Mungo Park was the seventh of 12 children born to a family in Scotland. He studied medicine and accompanied an expedition to Africa as the surgeon in 1792.
In 1795, the African Association appointed Park to look for a giant waterway that supposedly ran westward through Africa and emptied out of the western coast into the Atlantic Ocean. In December 1795, Park left Bathurst, a city on Africa’s west coast, with two servants and traveled into the interior, through parts of present-day Gambia, Guinea, and Mali.
Almost immediately, Park was forced to pay tribute to the local king, which cost him most of his tobacco. In the Medina kingdom, Park was greeted warmly by King Jatta. Jatta warned him of the dangers ahead, but Park was persistent, and Jatta agreed to furnish him with a guide.
Park continued on. Some kings robbed him of his possessions and supplies. Park was able to impress others with his surgical skills.
In February 1796, Park crossed into Ludamar, where he was imprisoned by the Islamic ruler. The king accused Park and his companions of being spies. He threatened to cut off their hands and poke out their eyes. After five months in captivity, Park stole a horse and escaped.
Without food or water, Park struggled on alone. Exhausted and starving, he stumbled into a Fulani village, where a woman fed him and his horse. Park joined two African travelers, who led him to his goal, the Niger River. Park was the first European to see this great river and describe its eastward flow. On July 30, he began the long trek back to the coast, finally arriving in mid-June 1797.
After returning to Scotland, Park planned to settle down as a country doctor. But in 1803, the African Association asked him to return and chart the Niger River.

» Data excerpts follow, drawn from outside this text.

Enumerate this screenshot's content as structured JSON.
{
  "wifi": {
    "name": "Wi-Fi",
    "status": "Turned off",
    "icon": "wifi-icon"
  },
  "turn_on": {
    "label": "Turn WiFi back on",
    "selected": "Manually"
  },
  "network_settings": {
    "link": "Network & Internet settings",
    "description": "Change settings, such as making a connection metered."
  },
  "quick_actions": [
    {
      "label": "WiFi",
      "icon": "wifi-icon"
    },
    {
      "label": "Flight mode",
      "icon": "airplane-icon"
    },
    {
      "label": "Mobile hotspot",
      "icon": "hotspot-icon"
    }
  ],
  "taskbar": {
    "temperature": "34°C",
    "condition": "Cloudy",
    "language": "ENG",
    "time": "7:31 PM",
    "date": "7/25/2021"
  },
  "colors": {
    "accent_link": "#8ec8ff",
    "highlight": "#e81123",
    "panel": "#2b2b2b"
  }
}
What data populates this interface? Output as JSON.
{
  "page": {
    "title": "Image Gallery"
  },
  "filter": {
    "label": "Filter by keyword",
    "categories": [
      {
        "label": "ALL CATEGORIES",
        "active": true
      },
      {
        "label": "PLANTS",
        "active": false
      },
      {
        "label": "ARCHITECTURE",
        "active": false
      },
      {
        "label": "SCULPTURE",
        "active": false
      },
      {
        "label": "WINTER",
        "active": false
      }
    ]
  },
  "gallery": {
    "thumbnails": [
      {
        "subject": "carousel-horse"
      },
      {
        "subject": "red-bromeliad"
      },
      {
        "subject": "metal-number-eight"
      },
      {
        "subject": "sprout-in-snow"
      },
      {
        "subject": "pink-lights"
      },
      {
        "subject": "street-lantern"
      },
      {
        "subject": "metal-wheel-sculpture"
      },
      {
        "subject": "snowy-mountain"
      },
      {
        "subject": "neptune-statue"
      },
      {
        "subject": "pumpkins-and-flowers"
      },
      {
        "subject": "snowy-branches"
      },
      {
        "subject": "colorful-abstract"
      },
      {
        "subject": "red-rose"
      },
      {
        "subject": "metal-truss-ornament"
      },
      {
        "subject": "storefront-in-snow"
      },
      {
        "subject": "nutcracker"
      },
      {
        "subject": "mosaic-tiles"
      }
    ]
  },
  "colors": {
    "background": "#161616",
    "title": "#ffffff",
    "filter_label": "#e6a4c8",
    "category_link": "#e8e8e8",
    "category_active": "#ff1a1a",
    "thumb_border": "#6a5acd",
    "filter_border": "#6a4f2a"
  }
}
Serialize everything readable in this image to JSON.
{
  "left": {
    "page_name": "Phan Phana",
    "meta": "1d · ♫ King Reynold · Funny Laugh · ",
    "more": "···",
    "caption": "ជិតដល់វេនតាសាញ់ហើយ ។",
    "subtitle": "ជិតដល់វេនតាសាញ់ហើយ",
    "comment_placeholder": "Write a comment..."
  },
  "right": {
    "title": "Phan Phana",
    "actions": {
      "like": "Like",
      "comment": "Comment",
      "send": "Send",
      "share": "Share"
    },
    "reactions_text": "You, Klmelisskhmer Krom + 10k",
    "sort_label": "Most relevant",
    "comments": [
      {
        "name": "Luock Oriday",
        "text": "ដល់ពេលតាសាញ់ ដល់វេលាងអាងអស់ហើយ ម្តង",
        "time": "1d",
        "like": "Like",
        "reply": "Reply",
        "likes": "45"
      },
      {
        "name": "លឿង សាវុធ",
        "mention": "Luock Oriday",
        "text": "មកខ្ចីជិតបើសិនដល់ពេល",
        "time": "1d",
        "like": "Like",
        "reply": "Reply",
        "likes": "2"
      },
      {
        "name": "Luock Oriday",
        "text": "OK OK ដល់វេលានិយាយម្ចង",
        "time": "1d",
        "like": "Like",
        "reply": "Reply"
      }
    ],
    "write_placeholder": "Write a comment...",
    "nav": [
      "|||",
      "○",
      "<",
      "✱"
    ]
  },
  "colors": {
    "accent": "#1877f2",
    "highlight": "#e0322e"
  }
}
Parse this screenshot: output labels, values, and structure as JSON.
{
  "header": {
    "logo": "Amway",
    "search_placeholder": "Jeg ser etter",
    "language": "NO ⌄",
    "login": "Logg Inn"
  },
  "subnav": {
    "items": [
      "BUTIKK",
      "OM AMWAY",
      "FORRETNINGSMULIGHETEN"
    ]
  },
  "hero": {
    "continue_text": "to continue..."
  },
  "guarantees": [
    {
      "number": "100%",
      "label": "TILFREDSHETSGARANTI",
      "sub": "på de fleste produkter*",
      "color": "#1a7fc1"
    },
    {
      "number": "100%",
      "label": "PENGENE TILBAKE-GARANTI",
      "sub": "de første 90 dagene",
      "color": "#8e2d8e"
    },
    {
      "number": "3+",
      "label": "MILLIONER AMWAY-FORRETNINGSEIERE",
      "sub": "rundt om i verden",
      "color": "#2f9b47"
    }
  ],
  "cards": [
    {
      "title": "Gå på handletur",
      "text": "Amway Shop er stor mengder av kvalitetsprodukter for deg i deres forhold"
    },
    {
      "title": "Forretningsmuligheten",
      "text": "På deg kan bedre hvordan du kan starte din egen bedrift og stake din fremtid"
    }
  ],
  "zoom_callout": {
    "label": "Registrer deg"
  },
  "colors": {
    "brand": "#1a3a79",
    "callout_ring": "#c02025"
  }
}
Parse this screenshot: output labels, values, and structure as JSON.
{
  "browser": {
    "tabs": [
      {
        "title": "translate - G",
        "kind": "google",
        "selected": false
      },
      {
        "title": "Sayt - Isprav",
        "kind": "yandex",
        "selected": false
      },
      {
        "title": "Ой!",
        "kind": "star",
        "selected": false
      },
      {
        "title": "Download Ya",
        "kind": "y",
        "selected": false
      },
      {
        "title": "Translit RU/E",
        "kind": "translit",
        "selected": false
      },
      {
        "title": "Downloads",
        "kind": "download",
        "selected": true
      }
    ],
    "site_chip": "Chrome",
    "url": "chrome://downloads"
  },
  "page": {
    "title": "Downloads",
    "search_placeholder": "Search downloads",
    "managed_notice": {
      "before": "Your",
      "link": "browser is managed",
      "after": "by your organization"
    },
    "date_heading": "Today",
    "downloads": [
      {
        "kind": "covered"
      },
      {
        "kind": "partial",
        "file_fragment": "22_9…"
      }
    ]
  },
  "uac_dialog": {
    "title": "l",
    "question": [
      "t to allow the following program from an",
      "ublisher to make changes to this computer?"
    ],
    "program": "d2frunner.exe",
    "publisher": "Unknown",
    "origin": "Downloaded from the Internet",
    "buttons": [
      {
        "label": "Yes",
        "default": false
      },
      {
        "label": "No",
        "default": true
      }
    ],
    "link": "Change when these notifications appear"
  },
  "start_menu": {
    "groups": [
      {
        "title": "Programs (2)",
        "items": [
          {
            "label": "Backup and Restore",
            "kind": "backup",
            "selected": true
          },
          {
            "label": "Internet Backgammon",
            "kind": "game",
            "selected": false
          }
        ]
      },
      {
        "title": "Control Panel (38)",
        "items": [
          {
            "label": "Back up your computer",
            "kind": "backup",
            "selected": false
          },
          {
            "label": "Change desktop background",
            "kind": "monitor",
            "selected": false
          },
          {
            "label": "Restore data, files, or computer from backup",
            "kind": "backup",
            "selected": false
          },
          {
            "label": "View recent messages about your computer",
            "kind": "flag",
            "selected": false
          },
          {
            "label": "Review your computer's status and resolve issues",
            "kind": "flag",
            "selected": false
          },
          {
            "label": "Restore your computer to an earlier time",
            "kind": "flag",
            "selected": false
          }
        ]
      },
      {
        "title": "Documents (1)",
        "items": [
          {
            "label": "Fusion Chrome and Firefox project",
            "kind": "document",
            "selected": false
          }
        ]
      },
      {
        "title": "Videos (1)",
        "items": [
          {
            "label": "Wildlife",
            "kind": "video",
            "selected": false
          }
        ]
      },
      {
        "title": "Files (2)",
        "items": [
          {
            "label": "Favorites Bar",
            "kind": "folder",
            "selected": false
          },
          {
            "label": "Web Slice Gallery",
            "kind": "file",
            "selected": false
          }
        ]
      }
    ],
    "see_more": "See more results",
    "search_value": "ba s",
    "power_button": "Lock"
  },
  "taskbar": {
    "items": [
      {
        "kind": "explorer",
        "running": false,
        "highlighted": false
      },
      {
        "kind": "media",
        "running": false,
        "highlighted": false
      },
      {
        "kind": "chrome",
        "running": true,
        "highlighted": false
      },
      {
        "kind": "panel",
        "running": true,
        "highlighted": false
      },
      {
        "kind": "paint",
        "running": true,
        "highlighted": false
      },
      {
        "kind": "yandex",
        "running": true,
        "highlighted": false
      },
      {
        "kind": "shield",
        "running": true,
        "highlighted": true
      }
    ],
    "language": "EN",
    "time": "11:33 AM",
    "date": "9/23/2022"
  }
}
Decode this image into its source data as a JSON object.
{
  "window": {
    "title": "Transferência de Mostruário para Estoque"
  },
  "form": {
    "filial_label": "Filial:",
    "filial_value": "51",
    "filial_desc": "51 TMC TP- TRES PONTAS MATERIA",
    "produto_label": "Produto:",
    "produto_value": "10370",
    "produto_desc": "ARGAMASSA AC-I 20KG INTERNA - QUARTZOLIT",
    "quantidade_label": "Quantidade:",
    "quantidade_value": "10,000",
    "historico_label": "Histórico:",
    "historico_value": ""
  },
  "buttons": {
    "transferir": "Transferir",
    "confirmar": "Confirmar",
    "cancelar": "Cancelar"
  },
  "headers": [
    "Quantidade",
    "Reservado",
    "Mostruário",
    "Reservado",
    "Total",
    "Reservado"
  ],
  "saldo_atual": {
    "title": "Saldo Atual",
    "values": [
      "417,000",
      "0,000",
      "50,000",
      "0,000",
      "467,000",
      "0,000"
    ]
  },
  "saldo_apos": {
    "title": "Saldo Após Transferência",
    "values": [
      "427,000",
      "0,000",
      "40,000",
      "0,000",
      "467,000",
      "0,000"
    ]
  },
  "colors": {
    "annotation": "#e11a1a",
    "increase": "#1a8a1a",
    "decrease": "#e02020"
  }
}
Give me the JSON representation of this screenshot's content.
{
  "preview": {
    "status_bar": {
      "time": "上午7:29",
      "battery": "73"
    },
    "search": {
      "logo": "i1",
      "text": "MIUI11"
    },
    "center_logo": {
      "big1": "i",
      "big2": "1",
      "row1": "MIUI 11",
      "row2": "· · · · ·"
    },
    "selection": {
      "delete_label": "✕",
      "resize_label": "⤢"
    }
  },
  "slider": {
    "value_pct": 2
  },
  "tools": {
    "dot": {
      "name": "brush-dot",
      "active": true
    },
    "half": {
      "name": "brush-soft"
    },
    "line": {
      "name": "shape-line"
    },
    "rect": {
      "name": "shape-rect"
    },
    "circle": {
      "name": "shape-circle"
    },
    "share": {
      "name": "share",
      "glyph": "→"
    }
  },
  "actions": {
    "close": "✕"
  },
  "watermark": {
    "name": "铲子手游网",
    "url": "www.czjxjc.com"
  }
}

Park’s medical practice was not doing as well as he had hoped, so he agreed. In May’1804, Park led 45 men on the same path he had used earlier. But he soon faced disaster. The rainy season began, soaking the men and bogging them down in mud. The local kings demanded tribute.
After three months, 33 men and all the animals were dead. The survivors continued on in a rigged boat but were mistaken for slave traders. They were attacked, and Park is believed to have drowned.